To fix this, von Mises defined something called a "collective". Before reading the paper, I knew that a collective had the additional property that any subsequence chosen without knowledge of where the heads were and where the tails were would have the same limit frequencies. I had also read that the resulting theory was inconsistant with the standard axioms of probability. I wondered: if this definition is inconsistant with the standard axiomization, what sort of alternative probability theory does it yield?

What the paper immediately revealed was that the collective-based definition of probability was a competitor to the now-standard axiomization, Kolmogorov's axiomization. It is not surprising, then, that the two are inconsistant with eachother. Where the two differ, von Mises preferred the collection-based account. It is not hard to see why; his account is grounded in a mathematical concept of a random sequence, while Kolmogorov's axioms simply tell us how probabilities must be calculated, without any explanation of what a probability means.

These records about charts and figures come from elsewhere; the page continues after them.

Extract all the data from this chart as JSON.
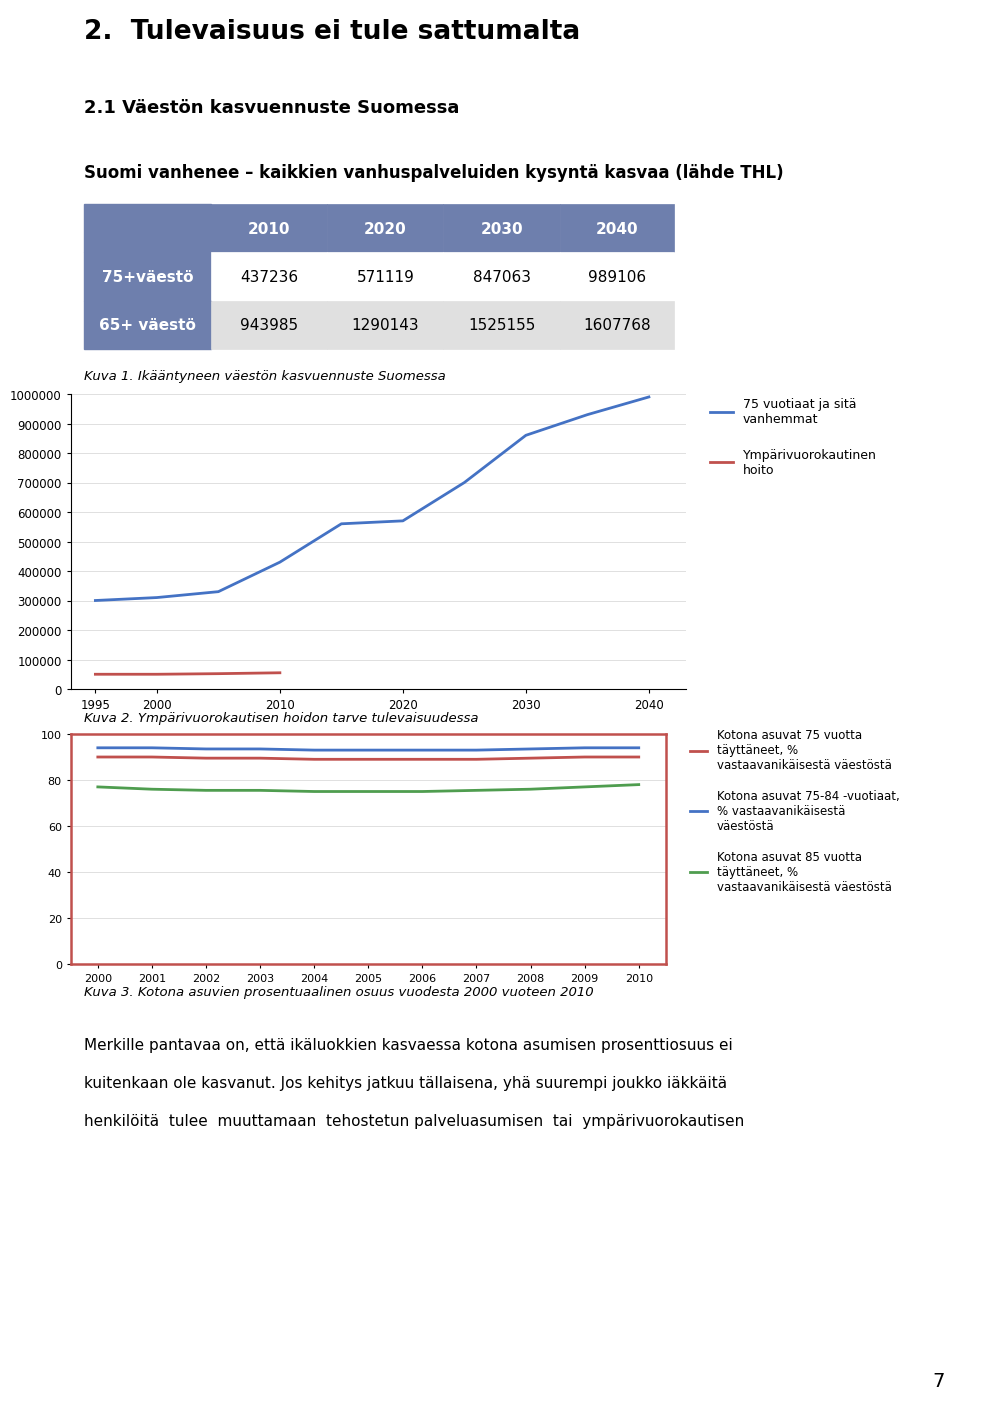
{
  "page_title": "2.  Tulevaisuus ei tule sattumalta",
  "section_title": "2.1 Väestön kasvuennuste Suomessa",
  "subtitle": "Suomi vanhenee – kaikkien vanhuspalveluiden kysyntä kasvaa (lähde THL)",
  "table_header": [
    "",
    "2010",
    "2020",
    "2030",
    "2040"
  ],
  "table_row1_label": "75+väestö",
  "table_row1_values": [
    "437236",
    "571119",
    "847063",
    "989106"
  ],
  "table_row2_label": "65+ väestö",
  "table_row2_values": [
    "943985",
    "1290143",
    "1525155",
    "1607768"
  ],
  "table_header_color": "#6e7fad",
  "table_label_color": "#6e7fad",
  "table_row2_bg": "#e0e0e0",
  "caption1": "Kuva 1. Ikääntyneen väestön kasvuennuste Suomessa",
  "chart1_years": [
    1995,
    2000,
    2005,
    2010,
    2015,
    2020,
    2025,
    2030,
    2035,
    2040
  ],
  "chart1_75plus": [
    300000,
    310000,
    330000,
    430000,
    560000,
    570000,
    700000,
    860000,
    930000,
    990000
  ],
  "chart1_red_years": [
    1995,
    2000,
    2005,
    2010
  ],
  "chart1_red_vals": [
    50000,
    50000,
    52000,
    55000
  ],
  "chart1_blue_color": "#4472c4",
  "chart1_red_color": "#c0504d",
  "chart1_yticks": [
    0,
    100000,
    200000,
    300000,
    400000,
    500000,
    600000,
    700000,
    800000,
    900000,
    1000000
  ],
  "chart1_xticks": [
    1995,
    2000,
    2010,
    2020,
    2030,
    2040
  ],
  "chart1_legend1": "75 vuotiaat ja sitä\nvanhemmat",
  "chart1_legend2": "Ympärivuorokautinen\nhoito",
  "caption2": "Kuva 2. Ympärivuorokautisen hoidon tarve tulevaisuudessa",
  "chart2_years": [
    2000,
    2001,
    2002,
    2003,
    2004,
    2005,
    2006,
    2007,
    2008,
    2009,
    2010
  ],
  "chart2_75plus_home": [
    90,
    90,
    89.5,
    89.5,
    89,
    89,
    89,
    89,
    89.5,
    90,
    90
  ],
  "chart2_7584_home": [
    94,
    94,
    93.5,
    93.5,
    93,
    93,
    93,
    93,
    93.5,
    94,
    94
  ],
  "chart2_85plus_home": [
    77,
    76,
    75.5,
    75.5,
    75,
    75,
    75,
    75.5,
    76,
    77,
    78
  ],
  "chart2_pink_color": "#c0504d",
  "chart2_blue_color": "#4472c4",
  "chart2_green_color": "#4f9d4f",
  "chart2_yticks": [
    0,
    20,
    40,
    60,
    80,
    100
  ],
  "chart2_legend1": "Kotona asuvat 75 vuotta\ntäyttäneet, %\nvastaavanikäisestä väestöstä",
  "chart2_legend2": "Kotona asuvat 75-84 -vuotiaat,\n% vastaavanikäisestä\nväestöstä",
  "chart2_legend3": "Kotona asuvat 85 vuotta\ntäyttäneet, %\nvastaavanikäisestä väestöstä",
  "chart2_border_color": "#c0504d",
  "caption3": "Kuva 3. Kotona asuvien prosentuaalinen osuus vuodesta 2000 vuoteen 2010",
  "body_line1": "Merkille pantavaa on, että ikäluokkien kasvaessa kotona asumisen prosenttiosuus ei",
  "body_line2": "kuitenkaan ole kasvanut. Jos kehitys jatkuu tällaisena, yhä suurempi joukko iäkkäitä",
  "body_line3": "henkilöitä  tulee  muuttamaan  tehostetun palveluasumisen  tai  ympärivuorokautisen",
  "page_number": "7"
}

Mainly, the notion of a collective is weaker; it does not allow us to prove as much. For example, it is quite possible that a coin being flipped approaches the correct frequency "from above": with only a finite number of exceptions, the ratio of heads at any finite time can be greater than 1/2, although it gets to 1/2 as we keep going. Perhaps a stonger notion of random sequence is needed, then. But I do think the von Mises approach of defining random sequences first, and then probabilities, seems like a better foundation. I wonder: is there any definition of randomness from which the Kolmogorov axioms automatically follow?